The tool, named VALL-E 2, is a text-to-speech generator capable of mimicking a voice based on just a few seconds of audio. Despite its impressive capabilities, the tech giant has decided not to share it with the public, citing “potential risks” of misuse.
VALL-E 2 is trained to recognize concepts without being provided any examples beforehand, a scenario called zero-shot learning. According to Microsoft, VALL-E 2 is the first of its kind to achieve “human parity,” meaning it meets or surpasses benchmarks for human likeness. It follows the original VALL-E system, which was announced in January 2023.
Developers at Microsoft Research claim that VALL-E 2 can produce “accurate, natural speech in the exact voice of the original speaker, comparable to human performance.” It can synthesize complex sentences as well as short phrases. To achieve this, the tool utilizes two key features: Repetition Aware Sampling and Grouped Code Modeling.
Repetition Aware Sampling addresses the issue of repetitive tokens, the smallest units of data a language model can process, represented by words or parts of words. This feature prevents recurring sounds or phrases during the decoding process, helping to vary the system’s speech and make it sound more natural.
Grouped Code Modeling limits the number of tokens the model processes at once, generating faster results.
The researchers compared VALL-E 2 against audio samples from LibriSpeech and VCTK, two English-language databases. They also used ELLA-V, an evaluation framework for zero-shot text-to-speech synthesis, to assess how well VALL-E 2 handled more complex tasks. According to a June 17 paper summarizing the results, the system ultimately outperformed its competitors “in speech robustness, naturalness, and speaker similarity.”
Microsoft claims VALL-E 2 will remain a research project and will not be released to the public anytime soon. “Currently, we have no plans to incorporate VALL-E 2 into a product or expand access to the public,” the company wrote on its website. “It may carry potential risks in the misuse of the model, such as spoofing voice identification or impersonating a specific speaker.”
The tech behemoth notes that suspected abuse of the tool can be reported using an online portal.
Microsoft’s concerns are well-founded. This year, cybersecurity experts have seen a surge in the use of AI tools by malicious actors, including those that replicate speech. “Vishing,” a combination of “voice” and “phishing,” is an attack where scammers pose as friends, family, or other trusted parties on the phone. Voice spoofing could even pose a national security risk. In January, a robocall using President Joe Biden’s voice urged Democrats not to vote in New Hampshire primaries. The man behind the plot was later indicted on charges of voter suppression and impersonation of a candidate.
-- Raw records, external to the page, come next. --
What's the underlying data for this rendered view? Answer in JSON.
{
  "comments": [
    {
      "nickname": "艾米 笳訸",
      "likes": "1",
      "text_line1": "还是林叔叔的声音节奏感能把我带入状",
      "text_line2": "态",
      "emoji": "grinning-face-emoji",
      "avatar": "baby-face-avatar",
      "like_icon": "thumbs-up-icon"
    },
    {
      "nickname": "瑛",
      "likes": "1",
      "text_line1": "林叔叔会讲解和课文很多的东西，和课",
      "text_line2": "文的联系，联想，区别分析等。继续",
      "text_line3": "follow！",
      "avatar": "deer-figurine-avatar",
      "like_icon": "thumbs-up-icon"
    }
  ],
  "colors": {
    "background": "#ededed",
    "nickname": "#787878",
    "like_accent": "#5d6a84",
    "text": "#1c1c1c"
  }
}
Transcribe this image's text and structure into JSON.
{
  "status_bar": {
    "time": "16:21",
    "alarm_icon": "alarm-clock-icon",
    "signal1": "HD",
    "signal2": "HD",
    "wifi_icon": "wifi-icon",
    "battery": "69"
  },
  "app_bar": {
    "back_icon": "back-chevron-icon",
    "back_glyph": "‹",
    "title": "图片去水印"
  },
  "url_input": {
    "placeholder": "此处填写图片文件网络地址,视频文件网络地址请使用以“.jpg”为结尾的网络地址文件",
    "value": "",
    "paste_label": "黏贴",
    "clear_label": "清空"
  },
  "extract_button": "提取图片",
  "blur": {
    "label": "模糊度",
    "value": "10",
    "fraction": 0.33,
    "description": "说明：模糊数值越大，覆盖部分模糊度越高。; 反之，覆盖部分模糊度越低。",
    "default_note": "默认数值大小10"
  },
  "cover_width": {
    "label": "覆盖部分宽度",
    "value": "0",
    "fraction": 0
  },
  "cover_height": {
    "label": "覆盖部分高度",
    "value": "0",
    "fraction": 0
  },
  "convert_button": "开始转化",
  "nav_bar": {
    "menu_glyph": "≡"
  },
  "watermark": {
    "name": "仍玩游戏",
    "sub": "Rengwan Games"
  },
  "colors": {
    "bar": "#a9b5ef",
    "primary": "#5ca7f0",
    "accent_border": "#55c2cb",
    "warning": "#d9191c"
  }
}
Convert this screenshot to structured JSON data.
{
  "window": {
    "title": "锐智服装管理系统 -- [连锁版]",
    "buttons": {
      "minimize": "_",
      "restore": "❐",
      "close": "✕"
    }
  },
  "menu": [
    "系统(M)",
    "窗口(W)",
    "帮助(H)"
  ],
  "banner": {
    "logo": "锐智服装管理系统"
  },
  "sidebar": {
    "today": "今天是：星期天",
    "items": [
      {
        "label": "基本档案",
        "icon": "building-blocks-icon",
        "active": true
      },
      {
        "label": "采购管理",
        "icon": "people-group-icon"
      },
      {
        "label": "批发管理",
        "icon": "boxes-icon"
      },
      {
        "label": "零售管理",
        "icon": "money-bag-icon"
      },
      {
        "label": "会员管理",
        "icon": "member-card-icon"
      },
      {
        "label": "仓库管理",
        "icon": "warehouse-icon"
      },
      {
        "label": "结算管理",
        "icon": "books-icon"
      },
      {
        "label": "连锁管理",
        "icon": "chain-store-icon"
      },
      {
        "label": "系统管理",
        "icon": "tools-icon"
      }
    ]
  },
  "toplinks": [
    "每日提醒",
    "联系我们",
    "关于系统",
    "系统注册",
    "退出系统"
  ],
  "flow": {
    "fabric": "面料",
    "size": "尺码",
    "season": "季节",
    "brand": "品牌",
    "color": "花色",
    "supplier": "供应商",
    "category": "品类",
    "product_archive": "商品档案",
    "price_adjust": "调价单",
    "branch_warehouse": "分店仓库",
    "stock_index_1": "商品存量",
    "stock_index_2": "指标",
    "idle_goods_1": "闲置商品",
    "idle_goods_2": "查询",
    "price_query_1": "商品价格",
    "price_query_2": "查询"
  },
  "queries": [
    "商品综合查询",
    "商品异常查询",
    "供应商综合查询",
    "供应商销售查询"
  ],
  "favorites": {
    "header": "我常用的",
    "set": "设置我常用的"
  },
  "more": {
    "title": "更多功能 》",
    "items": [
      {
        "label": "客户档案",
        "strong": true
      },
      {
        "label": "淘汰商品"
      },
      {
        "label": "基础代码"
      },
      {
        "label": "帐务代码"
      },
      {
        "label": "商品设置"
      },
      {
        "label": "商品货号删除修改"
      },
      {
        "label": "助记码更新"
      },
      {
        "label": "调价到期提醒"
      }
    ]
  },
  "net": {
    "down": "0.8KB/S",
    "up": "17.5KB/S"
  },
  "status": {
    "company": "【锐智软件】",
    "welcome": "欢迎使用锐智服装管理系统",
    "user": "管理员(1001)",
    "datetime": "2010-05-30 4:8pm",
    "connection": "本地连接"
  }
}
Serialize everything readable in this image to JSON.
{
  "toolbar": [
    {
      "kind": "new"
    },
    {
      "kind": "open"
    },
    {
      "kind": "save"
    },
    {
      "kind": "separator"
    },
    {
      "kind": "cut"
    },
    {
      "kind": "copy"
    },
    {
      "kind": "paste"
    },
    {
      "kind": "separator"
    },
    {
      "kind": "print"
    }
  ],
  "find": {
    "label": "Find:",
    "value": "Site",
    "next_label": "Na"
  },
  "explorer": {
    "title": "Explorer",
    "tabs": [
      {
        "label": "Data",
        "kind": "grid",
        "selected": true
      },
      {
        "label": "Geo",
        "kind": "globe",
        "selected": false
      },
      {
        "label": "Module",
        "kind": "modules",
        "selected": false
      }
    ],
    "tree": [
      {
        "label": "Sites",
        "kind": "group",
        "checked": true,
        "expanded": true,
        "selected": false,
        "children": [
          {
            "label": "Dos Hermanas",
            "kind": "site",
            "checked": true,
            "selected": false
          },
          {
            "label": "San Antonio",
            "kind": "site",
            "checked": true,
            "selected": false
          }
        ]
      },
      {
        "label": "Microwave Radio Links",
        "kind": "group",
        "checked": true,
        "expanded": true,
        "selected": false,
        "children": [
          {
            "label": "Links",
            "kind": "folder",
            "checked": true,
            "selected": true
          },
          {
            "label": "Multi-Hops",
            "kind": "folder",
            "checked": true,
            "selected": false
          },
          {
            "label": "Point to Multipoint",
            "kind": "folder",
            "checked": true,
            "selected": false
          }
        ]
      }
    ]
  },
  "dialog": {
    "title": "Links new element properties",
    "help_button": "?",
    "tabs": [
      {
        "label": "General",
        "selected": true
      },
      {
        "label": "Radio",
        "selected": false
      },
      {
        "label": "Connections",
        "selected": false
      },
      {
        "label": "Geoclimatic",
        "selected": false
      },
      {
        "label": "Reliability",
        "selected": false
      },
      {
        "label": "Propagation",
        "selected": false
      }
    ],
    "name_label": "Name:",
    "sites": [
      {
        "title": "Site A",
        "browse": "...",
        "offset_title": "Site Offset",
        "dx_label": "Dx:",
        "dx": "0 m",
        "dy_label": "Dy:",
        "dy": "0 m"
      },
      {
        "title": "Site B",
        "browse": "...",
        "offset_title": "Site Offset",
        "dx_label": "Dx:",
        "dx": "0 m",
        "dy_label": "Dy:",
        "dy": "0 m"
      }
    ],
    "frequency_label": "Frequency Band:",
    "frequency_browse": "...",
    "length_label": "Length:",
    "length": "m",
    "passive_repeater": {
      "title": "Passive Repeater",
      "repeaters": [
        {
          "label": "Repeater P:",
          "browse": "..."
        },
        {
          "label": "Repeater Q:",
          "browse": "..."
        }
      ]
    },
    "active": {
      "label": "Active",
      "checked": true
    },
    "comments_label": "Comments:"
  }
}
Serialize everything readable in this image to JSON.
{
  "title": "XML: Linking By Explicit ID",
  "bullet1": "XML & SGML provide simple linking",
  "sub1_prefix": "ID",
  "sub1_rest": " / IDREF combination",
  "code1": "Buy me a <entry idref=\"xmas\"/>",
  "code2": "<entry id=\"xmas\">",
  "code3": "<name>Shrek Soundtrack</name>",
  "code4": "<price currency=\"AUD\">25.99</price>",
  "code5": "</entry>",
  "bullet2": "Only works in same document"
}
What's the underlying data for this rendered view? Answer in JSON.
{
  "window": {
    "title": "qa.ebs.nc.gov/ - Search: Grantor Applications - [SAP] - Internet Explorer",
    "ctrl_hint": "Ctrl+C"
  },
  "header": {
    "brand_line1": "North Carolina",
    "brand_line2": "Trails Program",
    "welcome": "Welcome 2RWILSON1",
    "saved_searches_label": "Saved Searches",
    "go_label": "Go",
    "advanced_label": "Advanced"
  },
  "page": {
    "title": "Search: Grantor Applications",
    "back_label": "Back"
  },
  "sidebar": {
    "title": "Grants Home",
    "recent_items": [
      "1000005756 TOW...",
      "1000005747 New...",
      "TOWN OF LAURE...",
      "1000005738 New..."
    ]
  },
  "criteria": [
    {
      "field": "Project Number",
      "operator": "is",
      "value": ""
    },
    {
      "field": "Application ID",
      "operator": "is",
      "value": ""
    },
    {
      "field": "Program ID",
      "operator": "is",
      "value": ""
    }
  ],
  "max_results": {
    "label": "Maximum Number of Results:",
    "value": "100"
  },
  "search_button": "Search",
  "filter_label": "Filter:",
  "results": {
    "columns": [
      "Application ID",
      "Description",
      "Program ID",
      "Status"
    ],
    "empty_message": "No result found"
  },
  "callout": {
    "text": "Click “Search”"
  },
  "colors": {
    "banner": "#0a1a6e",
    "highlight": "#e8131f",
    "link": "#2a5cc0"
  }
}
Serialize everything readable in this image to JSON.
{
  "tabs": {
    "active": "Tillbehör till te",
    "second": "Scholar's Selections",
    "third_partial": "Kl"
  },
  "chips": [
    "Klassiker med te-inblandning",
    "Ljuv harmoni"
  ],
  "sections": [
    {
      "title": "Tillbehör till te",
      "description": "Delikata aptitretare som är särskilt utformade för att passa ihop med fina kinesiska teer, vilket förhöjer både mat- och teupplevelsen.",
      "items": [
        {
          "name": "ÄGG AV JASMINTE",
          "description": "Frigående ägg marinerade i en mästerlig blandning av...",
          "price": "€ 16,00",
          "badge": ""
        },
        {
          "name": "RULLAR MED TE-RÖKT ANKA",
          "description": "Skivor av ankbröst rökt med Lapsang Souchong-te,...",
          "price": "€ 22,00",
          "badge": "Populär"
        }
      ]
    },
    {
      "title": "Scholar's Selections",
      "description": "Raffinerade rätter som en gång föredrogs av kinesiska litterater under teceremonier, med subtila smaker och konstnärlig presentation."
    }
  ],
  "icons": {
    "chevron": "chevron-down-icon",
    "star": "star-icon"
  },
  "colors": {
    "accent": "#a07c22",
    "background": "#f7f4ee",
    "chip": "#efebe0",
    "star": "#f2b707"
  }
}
Microsoft has faced increased scrutiny over its implementation of AI, particularly regarding antitrust and data privacy concerns. Regulators have voiced concerns about the tech giant’s $13 billion partnership with OpenAI and its resulting control over the startup. The company has also faced backlash from its users.
For instance, Recall, an “AI assistant” that takes screen captures of a device every few seconds, saw its release indefinitely postponed last month. Microsoft faced a deluge of criticism from consumers and data privacy experts like the Information Commissioner’s Office in the UK. In a statement to The U.S. Sun, a company spokesperson said Recall would shift “from a preview experience broadly available for Copilot+ PCs…to a preview available first in the Windows Insider Program.”